Publicado no Diário da República n.º 120, Série I, de 23 de Junho de 2010
A importante luta dos professores em defesa da Escola Pública e da dignidade e valorização da sua carreira profissional, levada a cabo de forma persistente e com todo o empenho das suas estruturas sindicais, traduziu-se em resultados políticos de grande relevo. Isto é válido, quer no que respeita ao resultado final global da negociação que veio verter, no novo estatuto, um importante conjunto de reivindicações centrais nesse processo de luta dos professores, quer no que diz respeito às alterações no quadro da correlação de forças na Assembleia da República.
O fim da divisão da carreira é certamente a mais evidente vitória, mas não serão insignificantes alguns avanços, tias como a dispensa de realização da prova de ingresso pela generalidade dos docentes contratados que se encontram no sistema, ou, ainda o modelo de avaliação de desempenho que, no entanto, acaba por ser subvertido pelo modelo de gestão escolar que vigora e pelas quotas constantes no SIADAP e aqui aplicáveis.

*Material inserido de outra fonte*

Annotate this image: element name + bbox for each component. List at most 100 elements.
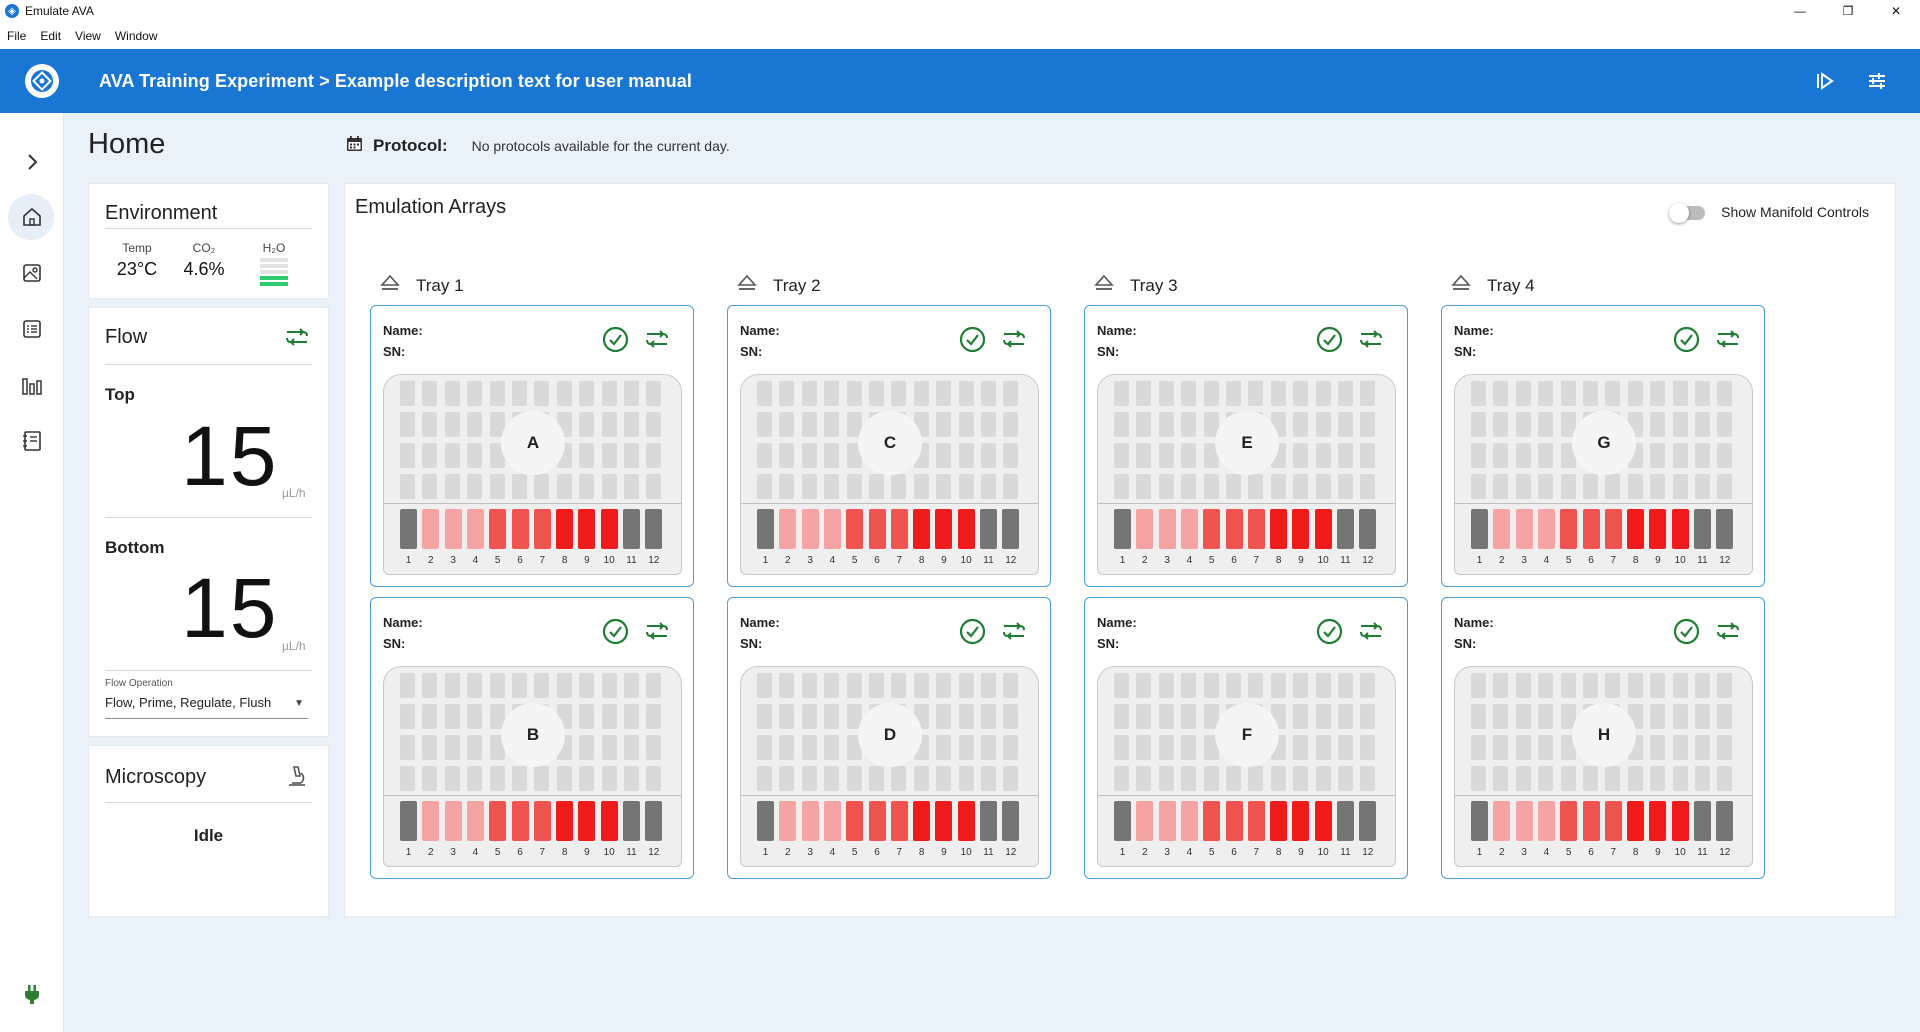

No entanto, independentemente dos resultados obtidos pela luta dos professores, subsistem injustiças e normas que não salvaguardam os direitos, nem respeitam a dignidade profissional dos professores portugueses. Além disso, os direitos dos jovens professores e daqueles que, mesmo não sendo jovens, se encontram em exercício da profissão através de contratos a tempo determinado, continuam sem a devida salvaguarda, nomeadamente no que toca à integração na carreira e, mesmo, ao índice remuneratório em que se encontram.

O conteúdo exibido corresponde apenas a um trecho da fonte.